By the time her family fled Iran’s fundamentalist regime in 1978 and came to the United States, Pardis Sabeti had already discovered a love for math. So it’s not surprising that she later became a National Merit Scholar, completed an undergraduate degree in biology at MIT, earned a doctorate at Oxford as a Rhodes Scholar, and attended Harvard Medical School as a Soros Fellow, graduating summa cum laude.

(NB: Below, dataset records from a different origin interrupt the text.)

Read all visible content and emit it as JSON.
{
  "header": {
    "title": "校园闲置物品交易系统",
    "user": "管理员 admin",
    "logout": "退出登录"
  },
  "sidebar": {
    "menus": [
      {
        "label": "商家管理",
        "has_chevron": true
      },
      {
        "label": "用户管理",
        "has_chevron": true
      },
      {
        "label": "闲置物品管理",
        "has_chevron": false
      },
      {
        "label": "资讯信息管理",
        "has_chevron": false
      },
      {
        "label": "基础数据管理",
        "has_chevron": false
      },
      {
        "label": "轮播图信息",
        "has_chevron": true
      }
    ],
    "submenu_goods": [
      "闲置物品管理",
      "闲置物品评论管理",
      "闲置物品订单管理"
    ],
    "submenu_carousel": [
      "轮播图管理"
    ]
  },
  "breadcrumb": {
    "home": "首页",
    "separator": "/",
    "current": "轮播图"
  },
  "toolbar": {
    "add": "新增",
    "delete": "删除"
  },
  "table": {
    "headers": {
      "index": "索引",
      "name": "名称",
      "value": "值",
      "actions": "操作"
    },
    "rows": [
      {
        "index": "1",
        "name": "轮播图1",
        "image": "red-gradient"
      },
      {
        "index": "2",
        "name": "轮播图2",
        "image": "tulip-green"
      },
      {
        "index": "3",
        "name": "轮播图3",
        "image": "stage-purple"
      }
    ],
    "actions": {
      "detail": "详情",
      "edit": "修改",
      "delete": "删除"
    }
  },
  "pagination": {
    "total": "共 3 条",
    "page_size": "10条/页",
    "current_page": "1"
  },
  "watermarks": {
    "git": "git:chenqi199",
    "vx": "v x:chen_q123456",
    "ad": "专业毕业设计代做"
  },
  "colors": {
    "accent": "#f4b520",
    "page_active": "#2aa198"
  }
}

Also a winner of the Vilcek Prize for Creative Promise, Yasaman Hashemian was recognized for her achievements in the design and creation of games for children. Involved in a number of health-based research projects that enable her to make the most of her skills as a game and usability designer, data analyst, and game producer, Ms. Hashemian has collaborated in the creation of games and created games on her own. Virtual Sprouts, a game she created, presents gardening and cooking as fun activities for children, and introduces them to many fruits and vegetables.
As a scholar visitor at University of Southern California’s Creative Media & Behavioral Health Center, Ms. Hashemian also collaborated on Enchanted Garden, a touch-based interactive game that introduces young children to concepts about vision, and Brain Architecture—a board game that teaches children how brain development is affected by genes, environment, and behavior. Her most ambitious undertaking so far is her master’s thesis project, Adventurous Dreaming Highflying Dragon, a full-body-driven game based on research that shows physical activity can improve ADHD symptoms in children.
Born and raised in Iran, Yasaman Hashemian earned her bachelor’s degree in computer science at Tabriz University. Armed with a solid knowledge of computer programming and digital graphic design, as well as a desire to enrich children’s lives by making high technology more accessible to them, she is now pursuing a Master of Fine Arts degree at University of Southern California’s School of the Cinematic Arts–Interactive Media Division. Ms. Hashemian plans to launch her own company where she can use her design skills to create practical artistic works and provide a better environment for children.